At least twice in the past two weeks, I participated in conversations through Facebook comments that went on for much longer than I expected them to. Each one started out with a post on religion and politics, followed by several comments by members of my generation denouncing religion and belief in God in general as silly, stupid, and obviously deserving of ridicule. As a former atheist and recent born-again Christian, I had to jump in to show anyone who cared to read not only that there are stronger arguments for the existence of God and the truth of Christianity than against, but that the root of disbelief in God is of a much deeper nature than “not enough evidence.” Each of these conversations ended with my having the last word because no one could adequately respond to my main point. What that point was I will leave until the end of this piece, but in the meantime I would like to explore the idea of prioritizing happiness.

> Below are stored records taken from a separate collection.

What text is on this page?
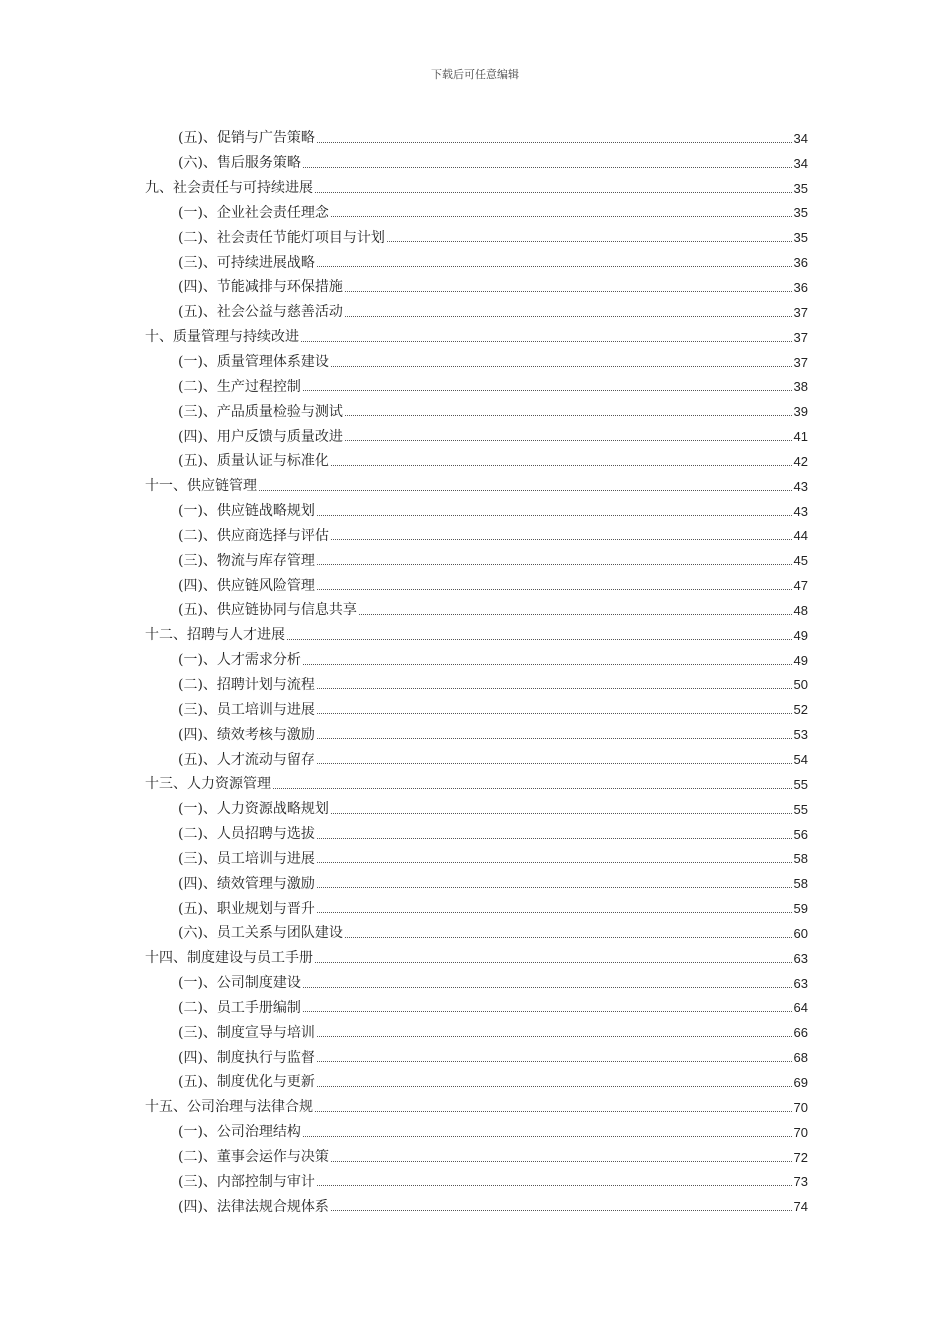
下载后可任意编辑
(五)、促销与广告策略	34
(六)、售后服务策略	34
九、社会责任与可持续进展	35
(一)、企业社会责任理念	35
(二)、社会责任节能灯项目与计划	35
(三)、可持续进展战略	36
(四)、节能减排与环保措施	36
(五)、社会公益与慈善活动	37
十、质量管理与持续改进	37
(一)、质量管理体系建设	37
(二)、生产过程控制	38
(三)、产品质量检验与测试	39
(四)、用户反馈与质量改进	41
(五)、质量认证与标准化	42
十一、供应链管理	43
(一)、供应链战略规划	43
(二)、供应商选择与评估	44
(三)、物流与库存管理	45
(四)、供应链风险管理	47
(五)、供应链协同与信息共享	48
十二、招聘与人才进展	49
(一)、人才需求分析	49
(二)、招聘计划与流程	50
(三)、员工培训与进展	52
(四)、绩效考核与激励	53
(五)、人才流动与留存	54
十三、人力资源管理	55
(一)、人力资源战略规划	55
(二)、人员招聘与选拔	56
(三)、员工培训与进展	58
(四)、绩效管理与激励	58
(五)、职业规划与晋升	59
(六)、员工关系与团队建设	60
十四、制度建设与员工手册	63
(一)、公司制度建设	63
(二)、员工手册编制	64
(三)、制度宣导与培训	66
(四)、制度执行与监督	68
(五)、制度优化与更新	69
十五、公司治理与法律合规	70
(一)、公司治理结构	70
(二)、董事会运作与决策	72
(三)、内部控制与审计	73
(四)、法律法规合规体系	74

Can prioritizing happiness really lead to happiness? Or should we be seeking some greater good that will lead to our happiness as a byproduct? C.S. Lewis has something to say on the principle of achieving our end goal through indirect means rather than directly that I think is worth considering:
“The … principle holds, you know, for more everyday matters. Even in social life, you will never make a good impression on other people until you stop thinking about what sort of impression you are making. Even in literature and art, no man who bothers about originality will ever be original whereas if you simply try to tell the truth (without caring twopence how often it has been told before) you will, nine times out of ten, become original without ever having noticed it. The principle runs through all life from top to bottom.”
Anyone who has ever tried to prioritize his happiness will tell you that it does not work. In Oscar Wilde’s The Picture of Dorian Gray, Lord Henry corrupts the mind of young Dorian, convincing him that the only thing worth pursuing in life is his own happiness, mainly through beauty, adventure, and carnal pleasures. Of course there is nothing wrong with beauty, adventure, or carnal pleasures, but when they are pursued as ultimate things, it leads the type of spiritual destruction we saw unfold in Dorian’s life.
The same can be said of anything in life. Seek the image of perfection on your Facebook profile, and you will constantly be worried about living up to that image you know you can never live up to, resent anything that threatens that image, and hate yourself if you lose that image. Seek the perfect relationship as your ultimate good, and you will want to throw yourself off a bridge when you realize that no relationship will ever be perfect as you experience everyone falling short of your expectations. Nor will any marriage be perfect. Let me save you a few months — no, not even the one with that one special person you’re thinking of right now. Seek validation through your career successes, and you will look down on anyone who hasn’t achieved what you have, while envying anyone who has done better than you. Just as seeking these things as ultimate ends leads to the opposite of what they promise, seeking happiness for its own sake will lead to unhappiness.